BMWになる前のミニは、超廉価版大衆車として開発された。なのに、ルイヴィトン、ロレックス、カルチェ等々、過剰に贅沢を知りすぎた日本で人気が落ちないのが不思議だった。90年代、世界各国で輸入中止の中「日本のために造っている」とさえ云われるほど、人気が落ちない車だった。
当時ミニは、既に時代遅れと云える車だった。加速、乗り心地、居住性、振動騒音、何処をとっても日本製軽自動車の方が上で値段も安いのに、ミニは人気者。

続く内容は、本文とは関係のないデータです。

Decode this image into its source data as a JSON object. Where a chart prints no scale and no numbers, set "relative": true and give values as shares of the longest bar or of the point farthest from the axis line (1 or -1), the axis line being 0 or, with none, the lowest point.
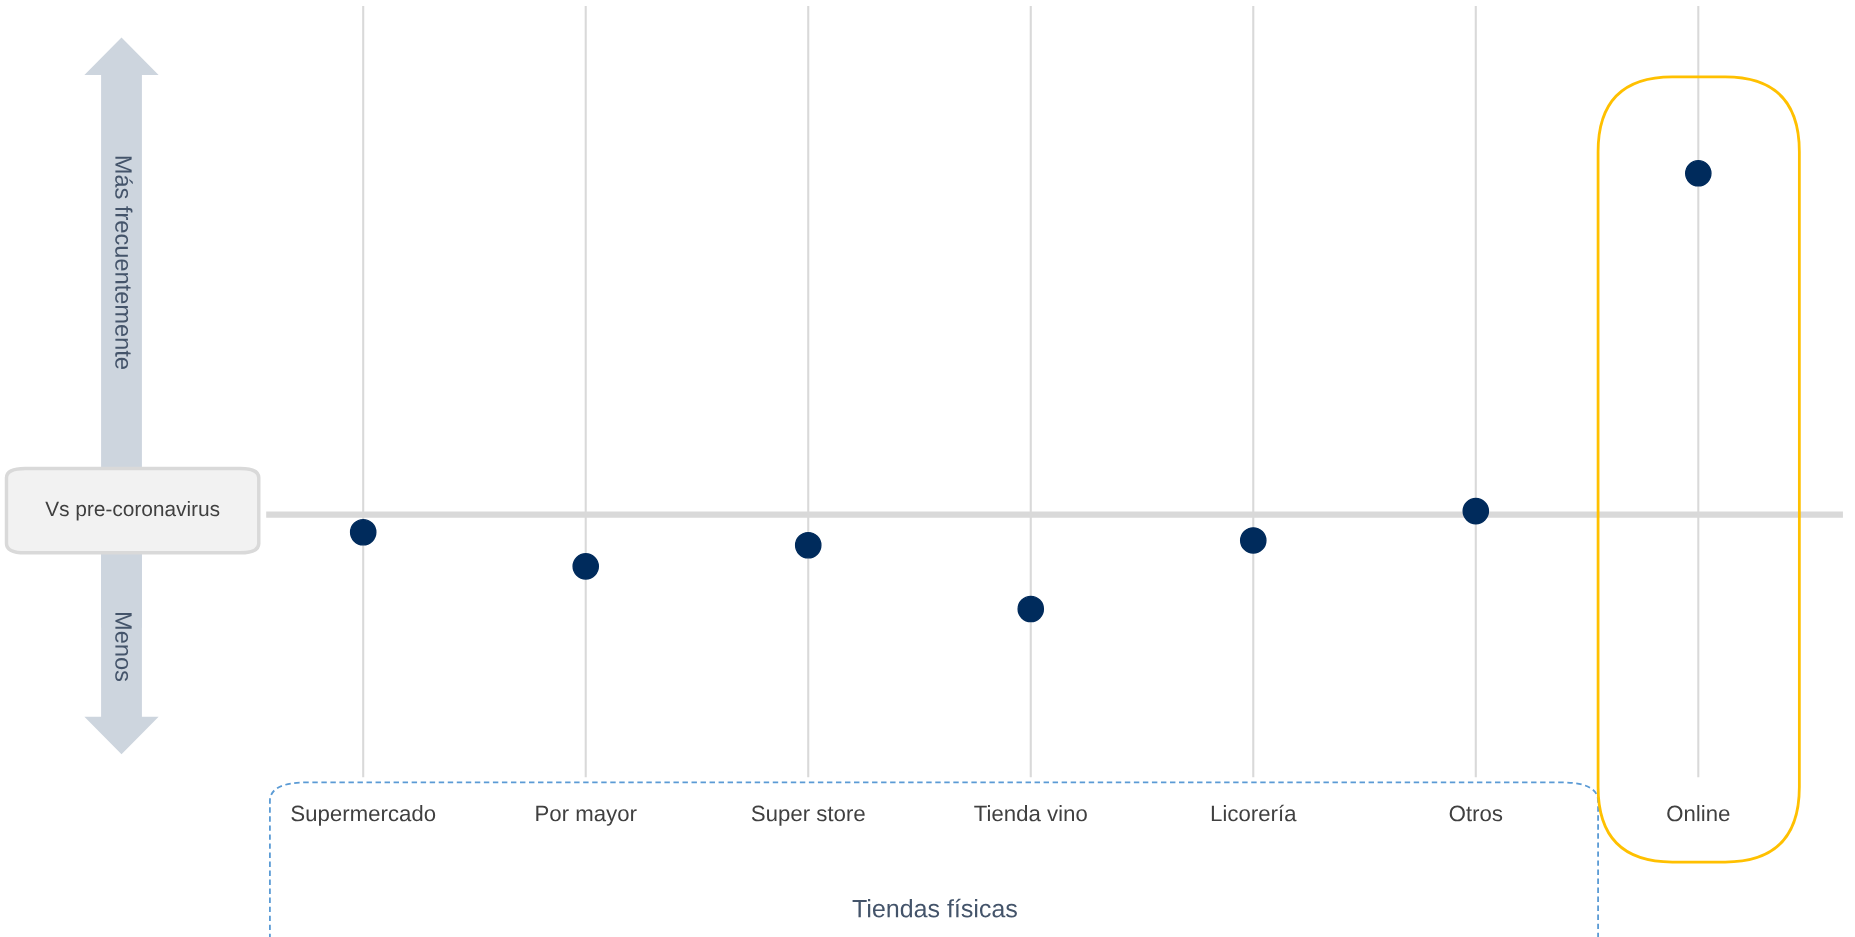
{
  "chart_data": {
    "type": "scatter",
    "categories": [
      "Supermercado",
      "Por mayor",
      "Super store",
      "Tienda vino",
      "Licorería",
      "Otros",
      "Online"
    ],
    "values": [
      -0.052,
      -0.152,
      -0.09,
      -0.277,
      -0.076,
      0.01,
      1
    ],
    "color": "#002b5c",
    "relative": true,
    "marker": "circle",
    "grid": "x",
    "annotations": [
      "Vs pre-coronavirus",
      "Menos",
      "Tiendas físicas",
      "Más frecuentemente"
    ],
    "ref_lines": [
      {
        "axis": "y",
        "value": 0,
        "color": "#d9d9d9"
      }
    ]
  }
}
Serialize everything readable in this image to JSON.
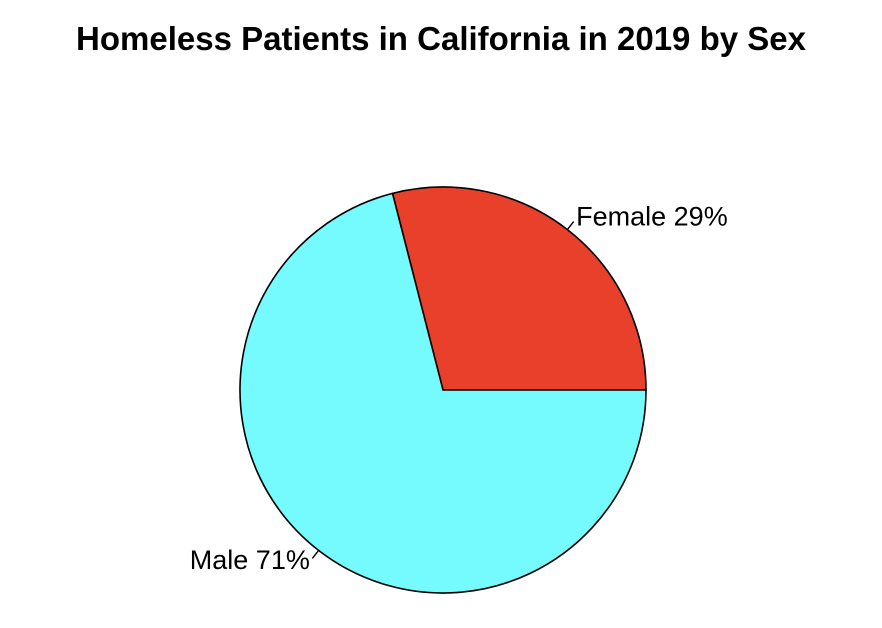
{
  "chart_data": {
    "type": "pie",
    "title": "Homeless Patients in California in 2019 by Sex",
    "slices": [
      {
        "label": "Female 29%",
        "category": "Female",
        "value": 29,
        "color": "#E8402A"
      },
      {
        "label": "Male 71%",
        "category": "Male",
        "value": 71,
        "color": "#75FBFD"
      }
    ],
    "start_angle_deg": 0,
    "direction": "counterclockwise",
    "legend": "none",
    "slice_border_color": "#000000"
  }
}
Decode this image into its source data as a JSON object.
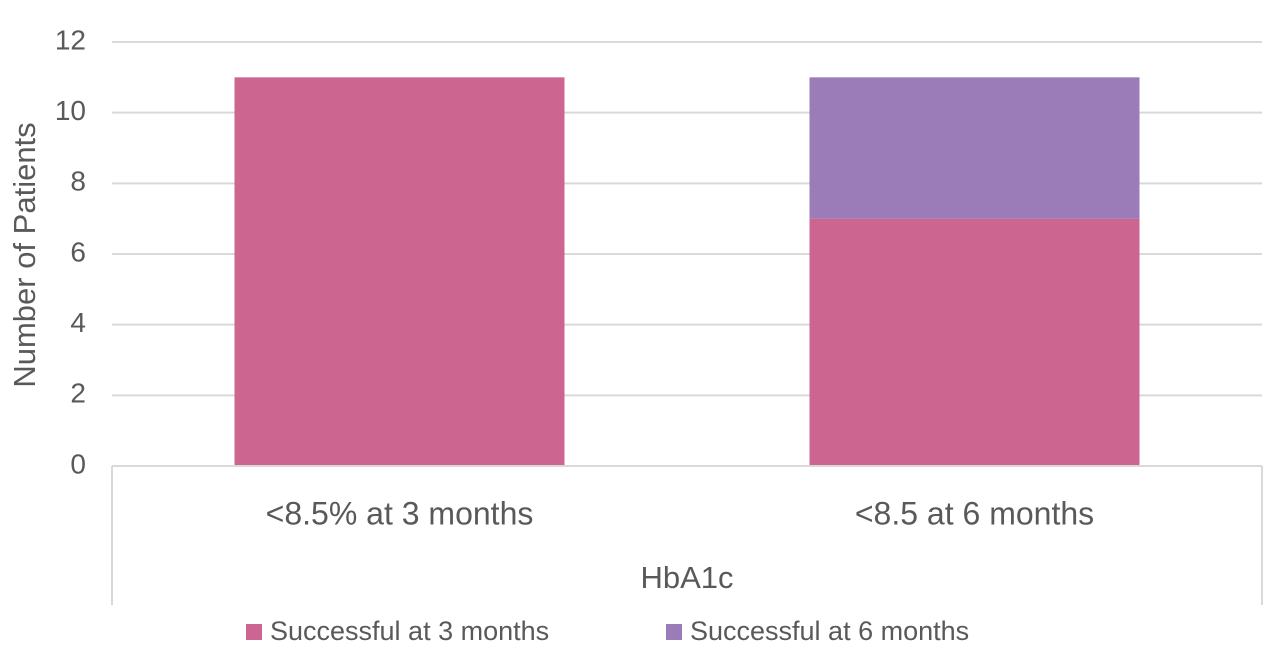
{
  "chart_data": {
    "type": "stacked_bar",
    "x_label": "HbA1c",
    "y_label": "Number of Patients",
    "categories": [
      "<8.5% at 3 months",
      "<8.5 at 6 months"
    ],
    "series": [
      {
        "name": "Successful at 3 months",
        "color": "#cc6690",
        "values": [
          11,
          7
        ]
      },
      {
        "name": "Successful at 6 months",
        "color": "#9b7bb8",
        "values": [
          0,
          4
        ]
      }
    ],
    "ylim": [
      0,
      12
    ],
    "yticks": [
      0,
      2,
      4,
      6,
      8,
      10,
      12
    ],
    "grid": true,
    "legend": "bottom"
  }
}
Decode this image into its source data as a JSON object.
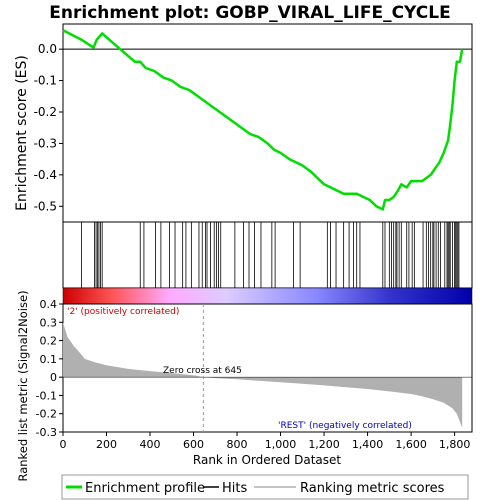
{
  "chart_data": {
    "type": "line",
    "title": "Enrichment plot: GOBP_VIRAL_LIFE_CYCLE",
    "panels": {
      "es": {
        "ylabel": "Enrichment score (ES)",
        "ylim": [
          -0.55,
          0.08
        ],
        "yticks": [
          0.0,
          -0.1,
          -0.2,
          -0.3,
          -0.4,
          -0.5
        ],
        "ytick_labels": [
          "0.0",
          "-0.1",
          "-0.2",
          "-0.3",
          "-0.4",
          "-0.5"
        ],
        "series": [
          {
            "color": "#00dd00",
            "x": [
              0,
              85,
              140,
              155,
              180,
              230,
              280,
              330,
              355,
              380,
              420,
              460,
              500,
              540,
              580,
              620,
              660,
              700,
              740,
              780,
              820,
              860,
              900,
              940,
              970,
              1000,
              1040,
              1070,
              1100,
              1140,
              1170,
              1200,
              1230,
              1260,
              1290,
              1320,
              1350,
              1380,
              1410,
              1440,
              1470,
              1480,
              1500,
              1520,
              1540,
              1555,
              1580,
              1600,
              1620,
              1650,
              1670,
              1690,
              1710,
              1730,
              1750,
              1770,
              1780,
              1790,
              1800,
              1810,
              1825,
              1835
            ],
            "y": [
              0.06,
              0.03,
              0.005,
              0.03,
              0.05,
              0.02,
              -0.01,
              -0.04,
              -0.04,
              -0.06,
              -0.07,
              -0.09,
              -0.1,
              -0.12,
              -0.13,
              -0.15,
              -0.17,
              -0.19,
              -0.21,
              -0.23,
              -0.25,
              -0.27,
              -0.28,
              -0.3,
              -0.32,
              -0.33,
              -0.35,
              -0.36,
              -0.37,
              -0.39,
              -0.41,
              -0.43,
              -0.44,
              -0.45,
              -0.46,
              -0.46,
              -0.46,
              -0.47,
              -0.48,
              -0.5,
              -0.51,
              -0.48,
              -0.48,
              -0.47,
              -0.45,
              -0.43,
              -0.44,
              -0.42,
              -0.42,
              -0.42,
              -0.41,
              -0.4,
              -0.38,
              -0.36,
              -0.33,
              -0.29,
              -0.24,
              -0.18,
              -0.1,
              -0.04,
              -0.04,
              0.0
            ]
          }
        ]
      },
      "hits": {
        "x": [
          85,
          145,
          152,
          158,
          165,
          172,
          180,
          355,
          372,
          425,
          450,
          490,
          515,
          550,
          565,
          590,
          625,
          640,
          655,
          662,
          678,
          695,
          705,
          715,
          725,
          790,
          830,
          855,
          880,
          910,
          960,
          975,
          1060,
          1090,
          1215,
          1230,
          1255,
          1290,
          1315,
          1335,
          1350,
          1365,
          1470,
          1480,
          1500,
          1510,
          1520,
          1530,
          1535,
          1545,
          1555,
          1580,
          1590,
          1605,
          1615,
          1655,
          1670,
          1680,
          1690,
          1700,
          1705,
          1715,
          1725,
          1735,
          1755,
          1765,
          1770,
          1775,
          1780,
          1790,
          1800,
          1805,
          1810,
          1815,
          1820
        ]
      },
      "heatmap": {
        "stops": [
          "#cc0000",
          "#ff5555",
          "#ffaaff",
          "#ddccff",
          "#8888ff",
          "#3333cc",
          "#0000aa"
        ]
      },
      "metric": {
        "ylabel": "Ranked list metric (Signal2Noise)",
        "xlabel": "Rank in Ordered Dataset",
        "ylim": [
          -0.3,
          0.4
        ],
        "yticks": [
          0.4,
          0.3,
          0.2,
          0.1,
          0.0,
          -0.1,
          -0.2,
          -0.3
        ],
        "ytick_labels": [
          "0.4",
          "0.3",
          "0.2",
          "0.1",
          "0",
          "-0.1",
          "-0.2",
          "-0.3"
        ],
        "xlim": [
          0,
          1880
        ],
        "xticks": [
          0,
          200,
          400,
          600,
          800,
          1000,
          1200,
          1400,
          1600,
          1800
        ],
        "xtick_labels": [
          "0",
          "200",
          "400",
          "600",
          "800",
          "1,000",
          "1,200",
          "1,400",
          "1,600",
          "1,800"
        ],
        "fill_color": "#b0b0b0",
        "x": [
          0,
          20,
          50,
          80,
          100,
          150,
          200,
          300,
          400,
          500,
          600,
          645,
          700,
          800,
          900,
          1000,
          1100,
          1200,
          1300,
          1400,
          1500,
          1600,
          1650,
          1700,
          1750,
          1790,
          1810,
          1820,
          1830,
          1835
        ],
        "y": [
          0.3,
          0.22,
          0.17,
          0.13,
          0.1,
          0.08,
          0.065,
          0.045,
          0.033,
          0.022,
          0.01,
          0.0,
          -0.005,
          -0.012,
          -0.02,
          -0.028,
          -0.036,
          -0.045,
          -0.055,
          -0.065,
          -0.078,
          -0.092,
          -0.105,
          -0.12,
          -0.14,
          -0.17,
          -0.2,
          -0.23,
          -0.26,
          -0.28
        ]
      }
    },
    "annotations": {
      "pos_label": "'2' (positively correlated)",
      "neg_label": "'REST' (negatively correlated)",
      "zero_cross": "Zero cross at 645",
      "zero_cross_rank": 645
    },
    "legend": {
      "position": "bottom",
      "entries": [
        {
          "label": "Enrichment profile",
          "color": "#00dd00"
        },
        {
          "label": "Hits",
          "color": "#000000"
        },
        {
          "label": "Ranking metric scores",
          "color": "#b0b0b0"
        }
      ]
    }
  }
}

日本の軽なら、エアコン、AT、パワーステアリング、パワーウインドー等々、上等装備で安いのに。
一方、技術力低下でジリ貧に陥ったローバー社にテコ入れしていたホンダに、何の相談もなくいきなりBMWに身売りしたローバー社は、ホンダにとっては裏切り者だった。
そんな話はさておき「貴方は素晴らしいデザイナー」とピニンファリナが云う開発者アレック・イシゴニス、生家は貧しく基礎教育さえ受けていなかったと聞くが、持ち前の努力と天才的ひらめきで、数々の技術革新とヒット作を生み出したのである。
モーリス社に在籍中、150万台という空前のヒット作モーリス・マイナーの次に開発に手をつけたのが、ミニ。開発コンセプトは「労働者階級に喜ばれる車」だった。
開発を始めて間もない52年に、モーリス社とオースチン社が合併、BMC社になり、ミニの誕生は59年になるが、BMCはオースチン主導のため、生まれたたミニの名は、戦前一世風靡のオースチンセブンにあやかり、その名もずばり“オースチンセブン”。
が、開発元にも敬意を表したのか“モーリス・ミニマイナー”名でも発売、二本立て形態となる。
さて、イギリスの二十世紀社会には、戦後薄れたとはいえ階級制度が残っている。貴族、上流階級、中産階級、労働階級などに区別されて、車でもそれぞれにふさわしい車が無言のうちに決まっている。戦前の日本の良識“身分相応”というやつである。90年代の日本ではそれが壊れて、コンビニでバイトのアンチャンが月賦でクラウンを買ったりする良い?世の中にはなったが。
一方、しつこく階級制度を守るイギリスで、ミニは快挙をやってのける。本来、労働者階級の車だったはずが、各階層の壁をブチ破り、上流階級までが嬉々として乗り始めたのだ。
いずれにしてもミニ人気の波は、魅力を振りまきながら世界に広がっていった。人気が上がれば沢山売れる。そうなれば当然のようにユーザーニーズに合わせて、バリエーションが増える。
スポーツカー、ステーションワゴン、ピックアップ、RV、そして生まれた高級バージョンは開発コンセプトから脱線したものである。
ご承知のようにBMCは合併吸収で成長の寄り合い所帯だから、引き出しの奥には、伝統老舗のブランドが仕舞ってある。そんな銘柄を冠した二台が61年に登場する。
ウーズレイ・ホーネットとライレイ・エルフ。日本でも良くある手段で、二系列販売チャネルに併せて、異なるのはエンブレムだけ、車体は共通というやつである。
写真トップはウーズレイ・ホーネットだが、高級バージョンらしく、メーター類はウォールナットに囲まれて、62年からは本革シートになり、良質なカーペットは感触ばかりでなく遮音対策にも効果を発揮した。
こいつはミニファンでも中上流階級のニーズに応えたもので「荷物が積めない」というミニ最大のウイークポイントを、トランクを継ぎ足したスリーボックス形態で解決したのである。
基本はミニだから車重が増えて性能が低下したが、63年に1ℓ38馬力に成長して問題解決、69年に消えるまで改良が続けられた。またストレッチタイプの1100型に発展するが、それには高級車御用達バンデンプラス架装の車も加えられた。
もう一つ。ミニは強運の持ち主。BMCになってから完成したミニは、没になりお蔵入りした。ところが石油ショックで、急遽省エネ車が必要となり「そうだミニがあった」と再浮上したのである。